Restoration of personhood moves the newly emancipated from their "place" at the periphery of society to full and equal place — from slavery to citizenship. Reorientation of skills returns to the former slave that which slavery was design to take from him; ownership of his productive capacity, and the right to the fruits of his labor. Investment in this restoration, in a moral sense, is the former slave's due from the society that supported and profited from his enslavement.

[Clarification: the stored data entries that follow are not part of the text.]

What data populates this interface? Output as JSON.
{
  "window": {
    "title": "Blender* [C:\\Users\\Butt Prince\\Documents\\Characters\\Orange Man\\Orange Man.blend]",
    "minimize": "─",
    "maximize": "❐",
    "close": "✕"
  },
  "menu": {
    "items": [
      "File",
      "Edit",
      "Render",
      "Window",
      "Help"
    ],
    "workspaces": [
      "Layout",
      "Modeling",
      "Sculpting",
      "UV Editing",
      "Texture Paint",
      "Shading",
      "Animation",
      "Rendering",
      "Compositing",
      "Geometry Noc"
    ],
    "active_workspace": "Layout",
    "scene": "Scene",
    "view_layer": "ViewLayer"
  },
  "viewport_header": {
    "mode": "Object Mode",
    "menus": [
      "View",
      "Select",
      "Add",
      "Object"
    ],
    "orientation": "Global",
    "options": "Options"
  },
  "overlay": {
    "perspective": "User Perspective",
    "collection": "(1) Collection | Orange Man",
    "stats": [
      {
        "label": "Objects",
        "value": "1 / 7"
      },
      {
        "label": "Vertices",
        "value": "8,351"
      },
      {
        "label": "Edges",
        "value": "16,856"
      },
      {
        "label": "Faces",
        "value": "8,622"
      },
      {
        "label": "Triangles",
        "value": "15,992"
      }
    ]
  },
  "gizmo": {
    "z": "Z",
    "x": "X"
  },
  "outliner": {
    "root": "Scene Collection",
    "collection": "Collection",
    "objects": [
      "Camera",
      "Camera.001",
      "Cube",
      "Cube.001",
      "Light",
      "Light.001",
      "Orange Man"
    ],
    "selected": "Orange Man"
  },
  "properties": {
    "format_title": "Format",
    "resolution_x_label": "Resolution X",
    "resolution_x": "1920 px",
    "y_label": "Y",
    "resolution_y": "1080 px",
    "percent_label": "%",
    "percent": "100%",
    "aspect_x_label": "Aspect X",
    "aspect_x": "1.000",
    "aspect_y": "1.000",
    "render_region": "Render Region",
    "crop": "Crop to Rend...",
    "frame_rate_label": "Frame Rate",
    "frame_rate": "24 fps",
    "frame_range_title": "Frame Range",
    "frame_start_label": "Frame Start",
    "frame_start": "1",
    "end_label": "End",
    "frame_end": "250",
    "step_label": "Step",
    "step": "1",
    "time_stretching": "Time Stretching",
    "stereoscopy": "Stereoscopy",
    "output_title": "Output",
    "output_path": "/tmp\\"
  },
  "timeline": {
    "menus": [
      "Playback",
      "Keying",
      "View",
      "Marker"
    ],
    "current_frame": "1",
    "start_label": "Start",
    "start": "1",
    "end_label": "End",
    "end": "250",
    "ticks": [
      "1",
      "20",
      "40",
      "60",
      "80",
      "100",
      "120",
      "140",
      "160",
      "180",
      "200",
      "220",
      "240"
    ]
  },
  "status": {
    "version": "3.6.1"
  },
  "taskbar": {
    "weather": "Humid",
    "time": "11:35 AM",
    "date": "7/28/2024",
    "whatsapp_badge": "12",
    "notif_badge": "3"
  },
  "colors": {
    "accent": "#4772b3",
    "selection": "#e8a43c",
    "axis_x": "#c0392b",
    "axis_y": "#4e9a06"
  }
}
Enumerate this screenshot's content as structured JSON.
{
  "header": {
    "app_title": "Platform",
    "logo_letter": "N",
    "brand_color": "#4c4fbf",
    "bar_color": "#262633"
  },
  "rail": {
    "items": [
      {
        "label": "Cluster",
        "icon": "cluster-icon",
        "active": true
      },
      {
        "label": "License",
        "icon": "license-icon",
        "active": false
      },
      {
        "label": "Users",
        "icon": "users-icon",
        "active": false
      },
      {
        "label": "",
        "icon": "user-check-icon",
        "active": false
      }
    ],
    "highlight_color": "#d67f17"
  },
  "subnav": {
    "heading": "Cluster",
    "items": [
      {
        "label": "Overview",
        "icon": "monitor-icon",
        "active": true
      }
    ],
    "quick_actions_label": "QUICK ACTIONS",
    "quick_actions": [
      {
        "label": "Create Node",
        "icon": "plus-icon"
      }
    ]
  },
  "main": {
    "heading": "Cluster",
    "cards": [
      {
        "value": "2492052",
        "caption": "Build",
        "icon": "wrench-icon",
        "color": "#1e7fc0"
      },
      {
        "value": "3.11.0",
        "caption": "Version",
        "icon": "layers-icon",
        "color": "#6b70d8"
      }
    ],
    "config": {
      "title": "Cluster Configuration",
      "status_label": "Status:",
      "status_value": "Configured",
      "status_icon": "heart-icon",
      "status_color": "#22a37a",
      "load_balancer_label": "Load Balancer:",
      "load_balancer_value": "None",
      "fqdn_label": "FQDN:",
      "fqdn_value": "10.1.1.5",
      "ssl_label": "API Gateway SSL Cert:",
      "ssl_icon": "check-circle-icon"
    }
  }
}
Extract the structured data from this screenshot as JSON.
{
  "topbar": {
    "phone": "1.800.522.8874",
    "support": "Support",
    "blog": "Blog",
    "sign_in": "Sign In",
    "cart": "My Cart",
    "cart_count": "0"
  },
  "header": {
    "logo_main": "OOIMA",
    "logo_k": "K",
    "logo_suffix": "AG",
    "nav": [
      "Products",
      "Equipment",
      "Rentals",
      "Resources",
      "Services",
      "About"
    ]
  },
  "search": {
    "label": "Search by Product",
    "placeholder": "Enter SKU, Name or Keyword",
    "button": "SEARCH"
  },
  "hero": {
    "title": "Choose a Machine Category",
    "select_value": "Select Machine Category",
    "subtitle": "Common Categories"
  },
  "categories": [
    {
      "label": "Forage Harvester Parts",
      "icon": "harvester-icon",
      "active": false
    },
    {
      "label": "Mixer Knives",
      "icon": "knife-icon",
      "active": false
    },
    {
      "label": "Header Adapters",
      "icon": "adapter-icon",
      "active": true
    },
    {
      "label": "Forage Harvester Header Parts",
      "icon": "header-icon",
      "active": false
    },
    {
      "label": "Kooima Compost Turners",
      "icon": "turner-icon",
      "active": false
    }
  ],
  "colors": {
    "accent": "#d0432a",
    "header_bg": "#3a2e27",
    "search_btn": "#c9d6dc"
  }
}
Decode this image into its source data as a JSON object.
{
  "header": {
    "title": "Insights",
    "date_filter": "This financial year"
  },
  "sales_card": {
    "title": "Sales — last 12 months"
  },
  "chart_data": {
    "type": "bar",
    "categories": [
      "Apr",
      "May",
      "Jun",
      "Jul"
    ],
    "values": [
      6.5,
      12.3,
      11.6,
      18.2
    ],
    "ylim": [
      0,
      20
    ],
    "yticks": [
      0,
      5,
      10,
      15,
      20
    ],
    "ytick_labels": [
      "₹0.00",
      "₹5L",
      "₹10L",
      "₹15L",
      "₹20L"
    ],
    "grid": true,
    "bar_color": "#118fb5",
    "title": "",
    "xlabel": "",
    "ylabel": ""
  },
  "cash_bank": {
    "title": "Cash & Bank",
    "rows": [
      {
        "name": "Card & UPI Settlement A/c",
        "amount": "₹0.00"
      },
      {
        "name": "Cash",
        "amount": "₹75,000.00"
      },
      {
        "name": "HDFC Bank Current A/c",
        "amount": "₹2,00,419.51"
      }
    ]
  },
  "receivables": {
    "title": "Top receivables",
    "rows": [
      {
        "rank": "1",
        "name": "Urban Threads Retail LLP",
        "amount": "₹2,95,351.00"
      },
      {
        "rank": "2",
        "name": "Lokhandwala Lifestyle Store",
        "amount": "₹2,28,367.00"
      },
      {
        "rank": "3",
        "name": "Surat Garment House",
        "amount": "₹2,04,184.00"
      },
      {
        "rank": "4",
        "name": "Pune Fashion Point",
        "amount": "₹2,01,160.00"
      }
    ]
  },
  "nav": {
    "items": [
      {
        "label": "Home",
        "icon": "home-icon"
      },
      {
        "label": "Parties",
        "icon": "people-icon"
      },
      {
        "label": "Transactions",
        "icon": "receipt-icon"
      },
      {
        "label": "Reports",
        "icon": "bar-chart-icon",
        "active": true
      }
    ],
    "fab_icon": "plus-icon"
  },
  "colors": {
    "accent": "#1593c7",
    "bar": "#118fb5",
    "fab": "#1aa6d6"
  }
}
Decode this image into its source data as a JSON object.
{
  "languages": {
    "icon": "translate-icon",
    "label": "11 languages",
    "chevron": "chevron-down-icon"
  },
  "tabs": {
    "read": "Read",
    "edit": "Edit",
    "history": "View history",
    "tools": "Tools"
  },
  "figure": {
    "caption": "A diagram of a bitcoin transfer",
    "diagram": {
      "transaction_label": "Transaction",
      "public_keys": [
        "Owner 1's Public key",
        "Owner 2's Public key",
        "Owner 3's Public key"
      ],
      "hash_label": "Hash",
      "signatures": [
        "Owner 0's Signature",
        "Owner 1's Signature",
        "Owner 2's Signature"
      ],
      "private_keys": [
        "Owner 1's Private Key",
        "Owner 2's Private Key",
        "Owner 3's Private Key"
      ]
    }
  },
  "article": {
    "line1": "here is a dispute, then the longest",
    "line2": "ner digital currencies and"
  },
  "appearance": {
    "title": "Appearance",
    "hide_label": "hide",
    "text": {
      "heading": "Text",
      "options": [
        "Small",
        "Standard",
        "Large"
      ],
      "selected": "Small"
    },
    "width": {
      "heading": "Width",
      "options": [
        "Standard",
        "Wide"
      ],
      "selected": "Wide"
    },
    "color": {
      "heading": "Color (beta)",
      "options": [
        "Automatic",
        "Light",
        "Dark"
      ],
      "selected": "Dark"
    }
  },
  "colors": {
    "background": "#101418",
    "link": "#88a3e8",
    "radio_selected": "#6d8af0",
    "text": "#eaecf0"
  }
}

Much as modern day slaves freed from systems like the longstanding practice of debt bondage in India quickly return to enslavement in the absence of a restoration process, the gains made by ex-slaves in the U.S. were quickly reversed i the collapse of Reconstruction. In Understanding Global Slavery: A Reader, Bales writes:
In America, the ugly sickness of slaver reemerged in segregation, discrimination, and lynch laws. In part, this was because most Americans sought to ignore the legacy of slavery. The immediate needs of freed slaves were not met in the years following 1865, and Americans since then have attempted to draw a curtain over the past, to let bygones be bygones.
Some 4 million former slaves were, in Bales' words, "dumped into the society and economy of the United States" with little preparation. The work of helping them achieve full lives was half done, at best.
We know what happened after that.
With the end of Reconstruction and the withdrawal of federal government protection, former slaves in the South found themselves disenfranchised and subject to the kind of systematic campaign of violence we would call terrorism today. Generations lived with the constant threat of the particular brand of violence James Allen documented in Without Sanctuary: Lynching Photography in America.
Many, my own ancestors among them, fell into the American-style system of debt bondage known as sharecropping almost immediately upon emancipation. Others, under the notorious "black codes" established to intimidate and control Blacks, were forced into a syste author David Blackmon defined as slavery by another name.
This system endured for more than 80 years after the end of the Civil War, and swallowed up the lives of countless African-Americans. As one person put in the PBS Documentary Slavery By Another Name, for centuries slavery robbed generations of African-Americans of any claim on the American Dream, and for decades after slavery ended that dream was held out of reach.
So, affirmative action is not in an way "like slavery." It is intended to remedy some of the lingering impacts of slavery, near-slavery, Jim Crow, and segregation, that effectively hung a "Whites Only" sign on the American Dream and kept it there for centuries.